Son yıllarda başladıkları endüstri bölgesi uygulamasıyla Türkiye’nin yüksek teknoloji yatırımlarına ev sahipliği yapmasını sağladıklarını belirten Kacır, bu dönemi AR-GE ve inovasyon ekosisteminin neredeyse sıfırdan inşa edildiği dönem olarak değerlendirdiklerini vurguladı. Teknoparkların sayısını 2’den 101’e, teknoparklarda AR-GE firma sayısını 9 bin 800’e yükselttiklerini belirten Kacır, “Biz bu yolculuğa Türkiye’nin kritik teknolojilerde tam bağımsızlık iddiasını güçlendirmek, yüksek teknoloji alanlarında katma değerli üretiminin rekabetçi şekilde gerçekleşmesi ve ihracatta adım adım yüksek teknoloji payının artırılması için devam edeceğiz” diye konuştu.
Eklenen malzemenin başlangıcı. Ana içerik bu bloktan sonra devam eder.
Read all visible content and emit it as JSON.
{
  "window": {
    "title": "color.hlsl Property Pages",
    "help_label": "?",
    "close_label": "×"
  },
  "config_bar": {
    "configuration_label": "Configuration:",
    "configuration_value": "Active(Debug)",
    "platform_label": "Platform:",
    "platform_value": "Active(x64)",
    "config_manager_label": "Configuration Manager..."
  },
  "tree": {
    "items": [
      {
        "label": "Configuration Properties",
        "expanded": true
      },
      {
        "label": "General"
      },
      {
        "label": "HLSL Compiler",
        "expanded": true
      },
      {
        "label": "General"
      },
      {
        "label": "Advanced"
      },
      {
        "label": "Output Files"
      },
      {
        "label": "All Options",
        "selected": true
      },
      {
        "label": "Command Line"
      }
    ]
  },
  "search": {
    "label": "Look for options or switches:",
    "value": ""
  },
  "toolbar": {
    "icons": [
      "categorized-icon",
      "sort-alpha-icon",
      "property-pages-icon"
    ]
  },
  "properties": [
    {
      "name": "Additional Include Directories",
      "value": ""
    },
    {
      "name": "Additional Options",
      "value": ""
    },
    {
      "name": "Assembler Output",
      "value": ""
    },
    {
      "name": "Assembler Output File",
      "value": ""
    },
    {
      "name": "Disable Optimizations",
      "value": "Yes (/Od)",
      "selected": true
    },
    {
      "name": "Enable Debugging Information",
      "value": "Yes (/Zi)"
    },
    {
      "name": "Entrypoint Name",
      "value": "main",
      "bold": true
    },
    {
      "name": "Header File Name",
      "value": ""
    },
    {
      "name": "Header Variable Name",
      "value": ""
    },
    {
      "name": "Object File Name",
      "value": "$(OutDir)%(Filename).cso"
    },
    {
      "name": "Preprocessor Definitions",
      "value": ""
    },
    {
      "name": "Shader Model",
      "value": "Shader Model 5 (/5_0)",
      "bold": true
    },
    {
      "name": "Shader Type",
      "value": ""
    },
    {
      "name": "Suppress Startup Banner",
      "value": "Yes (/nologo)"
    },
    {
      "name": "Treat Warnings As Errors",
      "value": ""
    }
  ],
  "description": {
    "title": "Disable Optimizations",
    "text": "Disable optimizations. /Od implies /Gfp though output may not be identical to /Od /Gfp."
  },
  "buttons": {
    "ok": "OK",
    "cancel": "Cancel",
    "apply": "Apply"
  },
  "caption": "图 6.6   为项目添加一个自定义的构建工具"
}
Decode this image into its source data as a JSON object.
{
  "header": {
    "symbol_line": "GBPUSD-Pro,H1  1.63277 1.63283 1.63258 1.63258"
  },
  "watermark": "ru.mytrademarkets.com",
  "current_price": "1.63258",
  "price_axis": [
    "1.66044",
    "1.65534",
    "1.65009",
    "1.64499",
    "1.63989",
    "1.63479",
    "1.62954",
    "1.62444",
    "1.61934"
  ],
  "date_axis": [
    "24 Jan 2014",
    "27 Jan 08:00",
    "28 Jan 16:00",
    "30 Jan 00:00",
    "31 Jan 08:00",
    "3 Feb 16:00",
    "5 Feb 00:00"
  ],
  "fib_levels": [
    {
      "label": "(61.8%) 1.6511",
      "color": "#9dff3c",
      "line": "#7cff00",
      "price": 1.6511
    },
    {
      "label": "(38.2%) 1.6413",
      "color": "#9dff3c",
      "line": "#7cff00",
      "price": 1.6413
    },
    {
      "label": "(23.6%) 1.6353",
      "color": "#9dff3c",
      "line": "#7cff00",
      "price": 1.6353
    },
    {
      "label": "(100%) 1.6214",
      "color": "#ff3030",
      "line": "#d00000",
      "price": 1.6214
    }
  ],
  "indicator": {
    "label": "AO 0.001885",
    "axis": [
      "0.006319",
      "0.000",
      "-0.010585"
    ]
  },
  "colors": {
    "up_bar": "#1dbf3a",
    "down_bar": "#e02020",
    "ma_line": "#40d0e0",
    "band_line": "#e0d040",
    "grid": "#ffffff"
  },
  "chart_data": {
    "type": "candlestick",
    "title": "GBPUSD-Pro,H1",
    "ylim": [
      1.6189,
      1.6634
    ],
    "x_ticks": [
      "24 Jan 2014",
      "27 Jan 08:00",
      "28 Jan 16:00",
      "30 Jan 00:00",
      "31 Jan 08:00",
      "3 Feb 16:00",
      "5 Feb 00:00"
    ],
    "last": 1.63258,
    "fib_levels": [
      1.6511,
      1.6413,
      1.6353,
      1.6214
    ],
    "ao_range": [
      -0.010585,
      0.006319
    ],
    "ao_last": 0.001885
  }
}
Kacır: Ar-Ge ve inovasyon dönüşümde lokomotif rol oynuyor

Son dönemde hem bölgede hem küresel ölçekte pek çok sorunla mücadele etme çabası içerisinde olduklarının altını çizen Bakan Kacır, Türkiye ekonomisinin bu zorluklarla baş edecek güçte olduğunu ispat ettiğini söyledi. Eylül itibarıyla geçen yılın aynı ayına göre sanayinin yüzde 4 büyüdüğünü belirten Kacır, “Buna yıllık yüzde 50,1 büyüyen yüksek teknoloji sektörleri öncülük etti. Bütün bunlar Ar-Ge ve inovasyon ekosisteminin sanayinin yüksek teknoloji dönüşümünde lokomotif rol üstlenmekte olduğunu gösteriyor. Rekabetçi ve katma değerli ürün üreten bir ülke olarak kalkınma yolculuğuna devam edeceğiz” değerlendirmesini yaptı. 

Kacır, sel ve fırtınadan etkilenen KOBİ’ler için, KOSGEB Acil Destek Kredisi Programı kapsamında, 12 ay geri ödemesiz, 24 ay vadeli 1 milyon TL’ye kadar faizsiz destek sağlayacaklarını da açıkladı.